De pronto, la densa humareda fue cortada por una luz brillante que penetraba como un cuchillo caliente en la manteca.
—Se terminó —dijo un hombre de traje caro y corbata roja apareciendo como un personaje de ficción entre destellos—. La prueba terminó.
—¿Era una prueba? —Kirilan no lograba salir de su estupor—. Mi hija está muerta.
—No se puede hacer tortilla sin romper los huevos, señora —dijo el hombre de traje—. Pase por la tesorería dentro de sesenta días que le serán abonados los honorarios.
—¿De qué habla? —dijo Gassid—. Nadie nos dijo que esto era un experimento.
—No es un experimento —dijo Kurt—. Este hijo de puta nos metió en esto porque disfruta cagando a pobres diablos como nosotros.
—Se equivoca —dijo el hombre de traje—; se equivoca —repitió, pero no brindó más explicaciones. Les dio la espalda y empezó a sollozar.
—Y ahora, ¿qué le pasa? —Gassid tenía ganas de matarlo, pero no podía hacerlo sin saber antes qué ocurría afuera.
—Usted no sabe lo que me cuesta esto —dijo el hombre, aún gimiendo.

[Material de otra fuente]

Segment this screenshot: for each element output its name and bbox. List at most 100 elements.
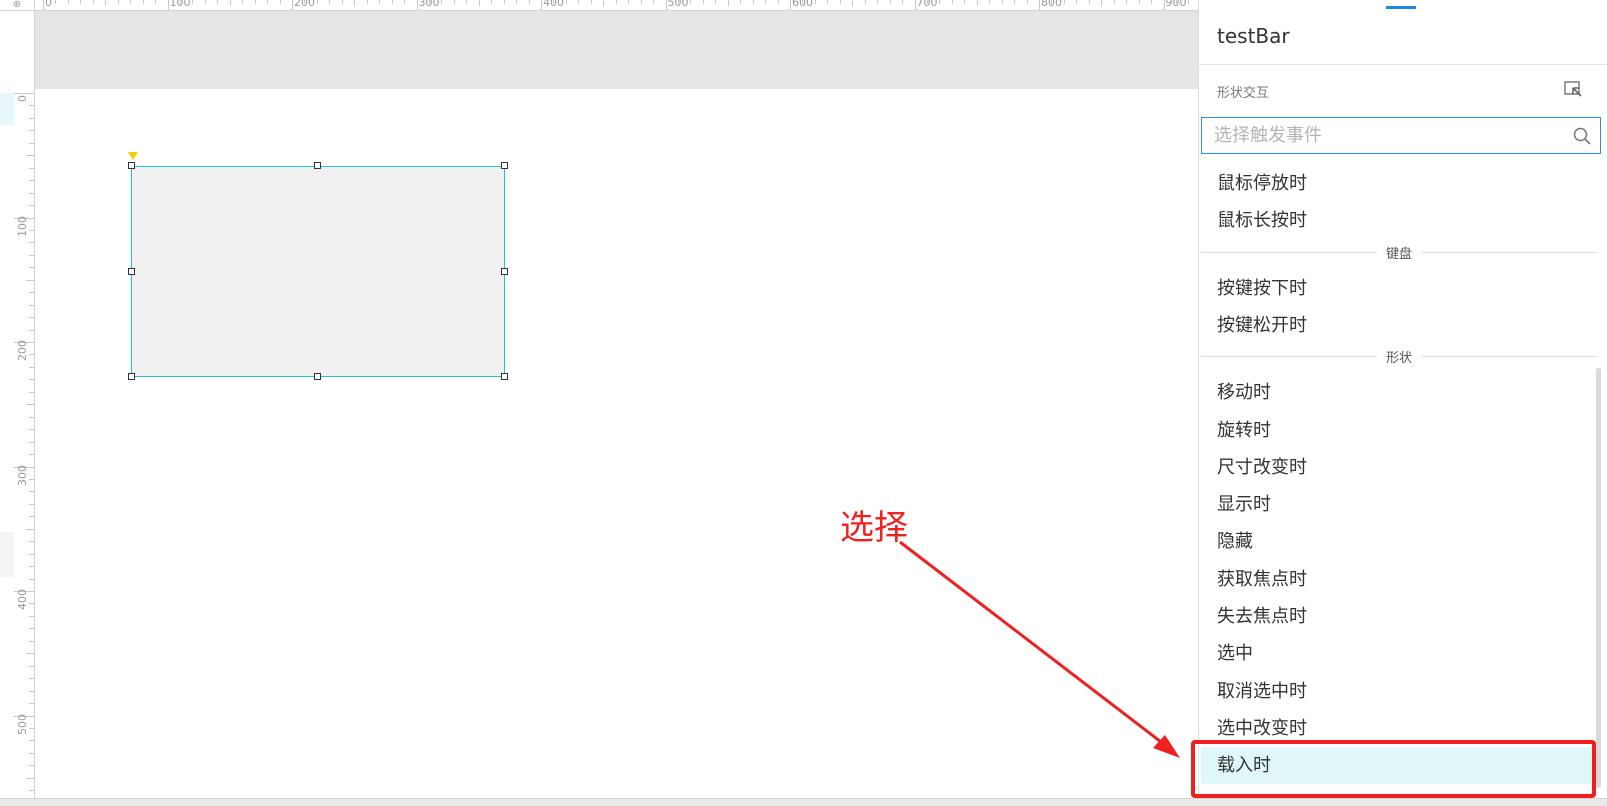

—La gente como usted me da asco —dijo Kirilan—. ¿No podían habernos dicho que era un experimento de alguna clase?
—Es una clase de experimento secreto, me parece —dijo Gassid.
—Sí —dijo el hombre de traje—; tan secreto que ni yo sé en qué consiste.
—Muy gráfico —dijo Kurt—. ¿Y cómo termina? ¿Cuándo termina?
—Termina así —dijo el hombre levantando una mano hasta que alcanzó una manivela que colgaba del techo del refugio—. Y termina en este mismo momento.